The Senate amendments, particularly the new clause 21.1, have the effect of breaking the prohibition and turning the machinery into a regulatory regime. To regulate is the opposite of prohibit.
The Senate can send whatever message it likes, but so far as this House is concerned, the issue of an absolute prohibition has been settled by three readings and a committee examination which was concurred in by the House.
Beauchesne's and Erskine May make reference to the long title of a bill as being a factor in establishing the scope of a bill. If this were the sole criterion, it would put great power in the hands of those officials who draft bills and who are not accountable to the House.
I submit that a minister in setting forth the concepts, as she sees them at second reading, goes a great distance in setting out the scope of a bill. In this instance we were told by the minister that this bill was not about subsidies. We were told that there was to be a prohibition.

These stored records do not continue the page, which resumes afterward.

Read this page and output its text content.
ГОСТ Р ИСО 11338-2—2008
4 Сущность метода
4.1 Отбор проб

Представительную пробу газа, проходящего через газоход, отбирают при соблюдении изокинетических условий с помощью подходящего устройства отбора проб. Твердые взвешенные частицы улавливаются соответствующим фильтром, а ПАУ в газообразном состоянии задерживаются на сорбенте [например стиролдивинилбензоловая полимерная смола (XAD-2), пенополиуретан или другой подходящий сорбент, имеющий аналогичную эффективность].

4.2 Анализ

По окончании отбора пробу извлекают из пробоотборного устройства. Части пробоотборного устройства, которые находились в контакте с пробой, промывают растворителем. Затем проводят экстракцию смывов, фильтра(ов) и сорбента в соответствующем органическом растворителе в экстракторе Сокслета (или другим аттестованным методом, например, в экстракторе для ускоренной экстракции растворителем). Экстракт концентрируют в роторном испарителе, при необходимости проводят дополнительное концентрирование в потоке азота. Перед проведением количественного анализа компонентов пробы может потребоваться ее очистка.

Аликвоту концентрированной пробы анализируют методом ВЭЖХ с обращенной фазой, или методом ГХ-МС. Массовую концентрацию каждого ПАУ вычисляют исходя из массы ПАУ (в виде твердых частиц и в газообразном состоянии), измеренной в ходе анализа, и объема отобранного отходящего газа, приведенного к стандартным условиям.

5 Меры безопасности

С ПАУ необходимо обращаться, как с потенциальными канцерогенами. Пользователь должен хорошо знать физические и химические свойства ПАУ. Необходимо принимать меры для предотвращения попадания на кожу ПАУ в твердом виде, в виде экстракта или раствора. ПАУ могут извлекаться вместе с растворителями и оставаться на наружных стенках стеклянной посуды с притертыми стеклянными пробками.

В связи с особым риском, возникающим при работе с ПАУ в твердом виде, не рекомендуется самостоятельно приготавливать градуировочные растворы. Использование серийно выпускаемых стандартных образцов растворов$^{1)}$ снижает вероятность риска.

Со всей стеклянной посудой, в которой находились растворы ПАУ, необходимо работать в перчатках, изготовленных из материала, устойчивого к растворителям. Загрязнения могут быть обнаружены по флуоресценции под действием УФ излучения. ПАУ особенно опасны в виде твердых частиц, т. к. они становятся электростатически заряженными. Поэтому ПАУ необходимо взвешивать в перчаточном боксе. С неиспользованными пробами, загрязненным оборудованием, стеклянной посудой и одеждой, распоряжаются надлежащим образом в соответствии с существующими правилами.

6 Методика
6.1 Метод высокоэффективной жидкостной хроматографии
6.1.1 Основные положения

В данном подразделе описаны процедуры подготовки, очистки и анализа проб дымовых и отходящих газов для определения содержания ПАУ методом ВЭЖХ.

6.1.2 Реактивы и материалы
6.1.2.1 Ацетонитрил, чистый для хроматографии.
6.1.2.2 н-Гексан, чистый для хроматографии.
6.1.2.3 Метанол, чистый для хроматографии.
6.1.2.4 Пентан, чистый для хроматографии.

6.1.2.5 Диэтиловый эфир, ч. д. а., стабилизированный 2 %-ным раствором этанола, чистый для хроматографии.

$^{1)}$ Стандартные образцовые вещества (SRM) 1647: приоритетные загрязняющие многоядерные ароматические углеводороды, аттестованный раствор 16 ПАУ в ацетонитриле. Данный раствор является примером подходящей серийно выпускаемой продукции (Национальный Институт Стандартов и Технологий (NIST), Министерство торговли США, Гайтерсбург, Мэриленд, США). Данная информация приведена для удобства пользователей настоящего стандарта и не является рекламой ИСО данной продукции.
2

The Senate amendments fly in the face of the decision of the House and ask the House to swallow itself whole. Unless the Chair intervenes to disallow the proposed Senate amendments, there will be nothing to prevent a government from bringing all its legislation to the House in a bland form, have ministers play games with their credibility and then use the Senate to insert all of the controversial measures, remitting them back to the House for a one-shot vote under time allocation.